Zu den vielfältigen Symptomen, die bei Multipler Sklerose im Verlauf der Erkrankung auftreten können – aber nicht zwangsläufig bei allen auftreten müssen – zählen unter anderem Fatigue, kognitive Störungen, Schlafstörungen, Koordinationsstörungen, Sensibilitätsstörungen, Schmerzen, Depressionen, Sprech- und Schluckstörungen oder Sexualstörungen. Manche Beschwerden können auch nur anfallsartig (paroxysmal) auftreten. Mehr über die häufigsten Symptome von MS im Krankheitsverlauf lesen Sie hier. 

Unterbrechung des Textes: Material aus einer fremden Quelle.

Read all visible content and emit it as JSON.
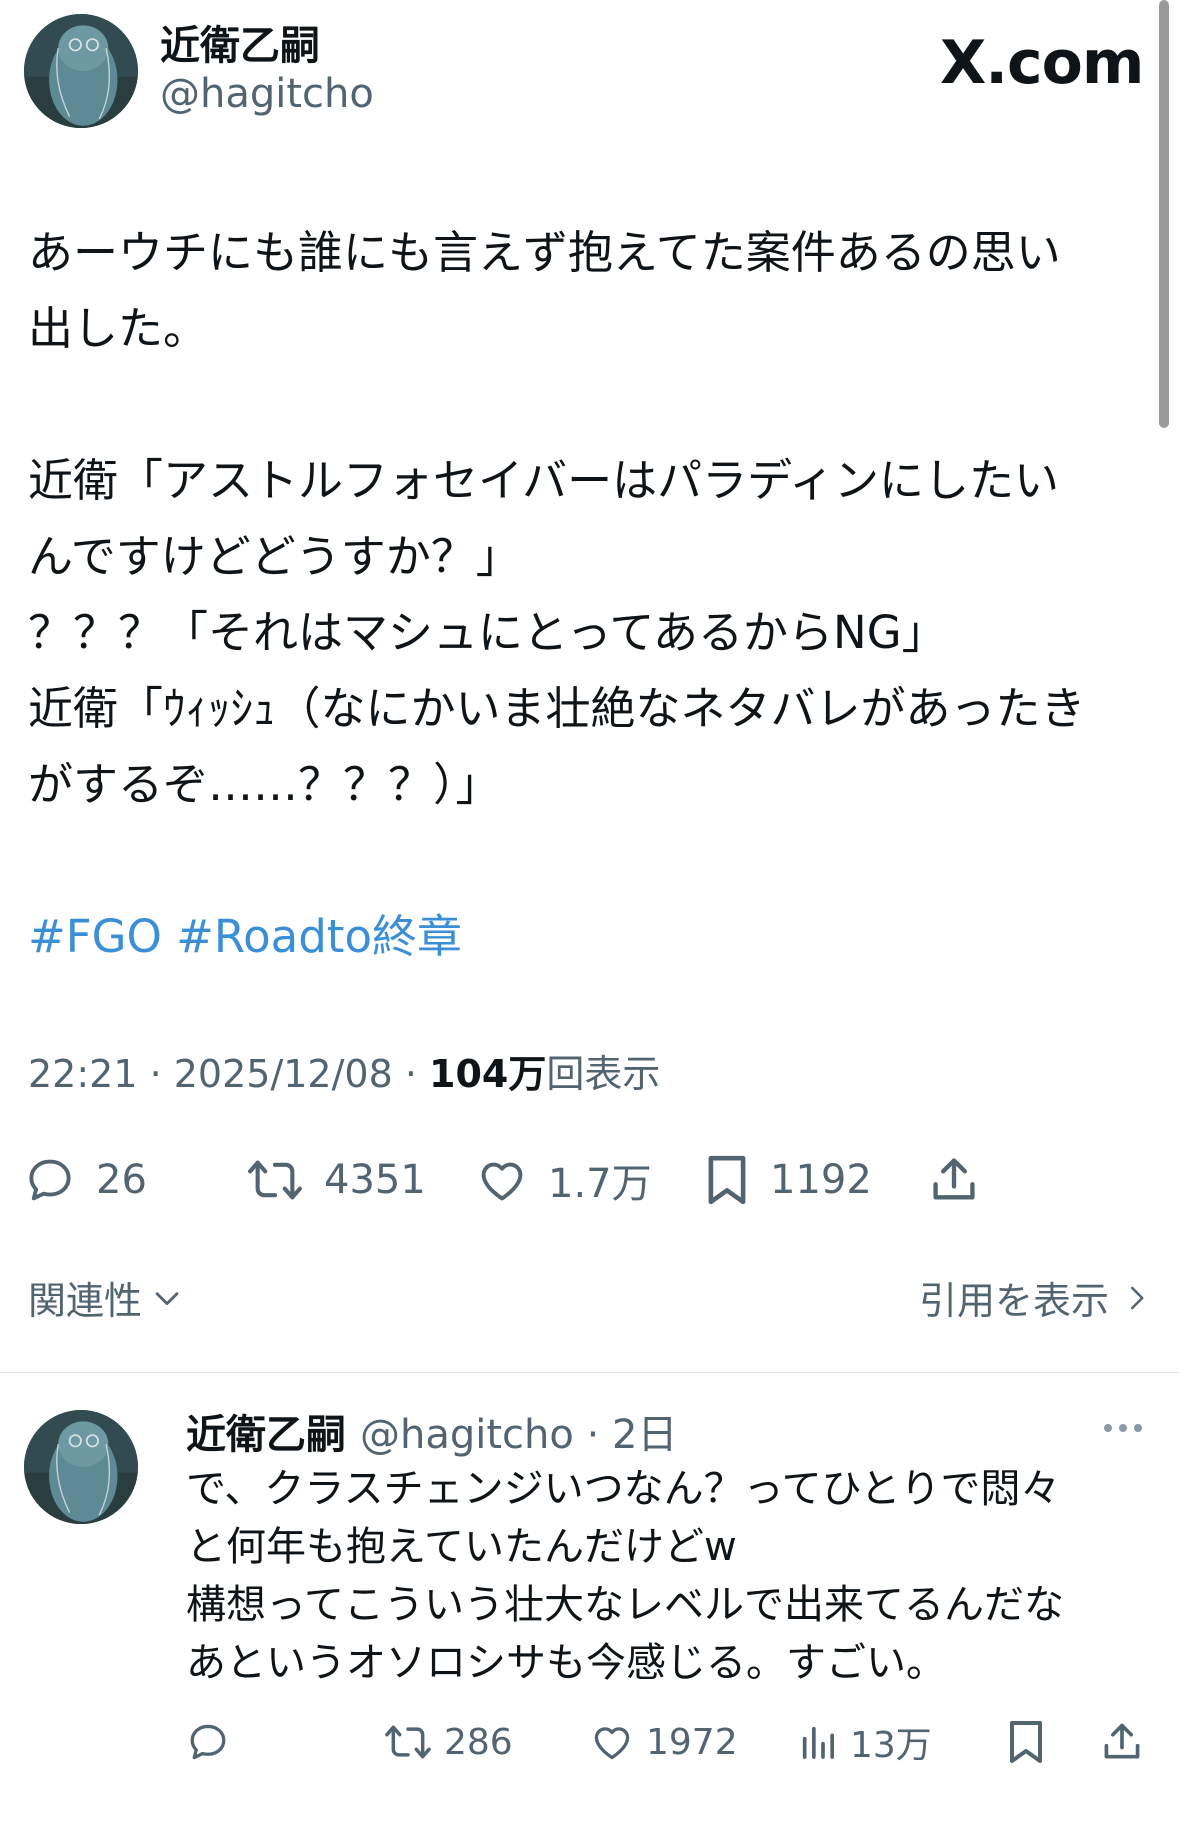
{
  "brand": "X.com",
  "tweet": {
    "author_name": "近衛乙嗣",
    "author_handle": "@hagitcho",
    "lines": [
      "あーウチにも誰にも言えず抱えてた案件あるの思い",
      "出した。",
      "",
      "近衛「アストルフォセイバーはパラディンにしたい",
      "んですけどどうすか？」",
      "？？？「それはマシュにとってあるからNG」",
      "近衛「ｳｨｯｼｭ（なにかいま壮絶なネタバレがあったき",
      "がするぞ……？？？）」",
      "",
      "#FGO #Roadto終章"
    ],
    "time": "22:21 · 2025/12/08 · ",
    "views_value": "104万",
    "views_label": "回表示",
    "replies": "26",
    "retweets": "4351",
    "likes": "1.7万",
    "bookmarks": "1192"
  },
  "filter": {
    "left_label": "関連性",
    "right_label": "引用を表示"
  },
  "reply": {
    "author_name": "近衛乙嗣",
    "handle_time": "@hagitcho · 2日",
    "lines": [
      "で、クラスチェンジいつなん？ってひとりで悶々",
      "と何年も抱えていたんだけどw",
      "構想ってこういう壮大なレベルで出来てるんだな",
      "あというオソロシサも今感じる。すごい。"
    ],
    "retweets": "286",
    "likes": "1972",
    "views": "13万"
  },
  "colors": {
    "text": "#0f1419",
    "secondary": "#536471",
    "hashtag": "#3a8fd6"
  },
  "icons": [
    "reply-icon",
    "retweet-icon",
    "like-icon",
    "bookmark-icon",
    "share-icon",
    "views-icon",
    "more-icon",
    "chevron-down-icon",
    "chevron-right-icon"
  ]
}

Da sich die Symptome bei Multipler Sklerose anfangs sehr unspezifisch zeigen, können bis zu einer zweifelsfreien MS-Diagnose, besonders bei sehr milden Verläufen, mitunter einige Monate, manchmal auch Jahre vergehen. Auf dem Weg dahin sind neben einer ausführlichen Anamnese viele Untersuchungen wie MRT, Lumbalpunktion und Laboruntersuchungen notwendig.

Gut zu wissen

Die MS-Diagnose ist immer eine Ausschlussdiagnose: Sie wird nur gestellt, wenn keine andere Krankheit die Symptome besser erklären kann.

Auch wenn die Diagnose Multiple Sklerose meist unerwartet kommt, bedeutet dies aber auch, dass nun mit der geeigneten Behandlung begonnen werden kann. Dank neuer Medikamente und moderner MS-Therapien kann das Fortschreiten der Erkrankung stark verlangsamt werden, sodass viele Menschen mit MS lange Zeit ein selbständiges Leben führen können. Beim Management der MS gibt es Unterstützung durch engagierte Mediziner:innen, Apotheker:innen und Therapeut:innen, aber auch der Austausch mit anderen Betroffenen kann den Umgang mit der Erkrankung erleichtern.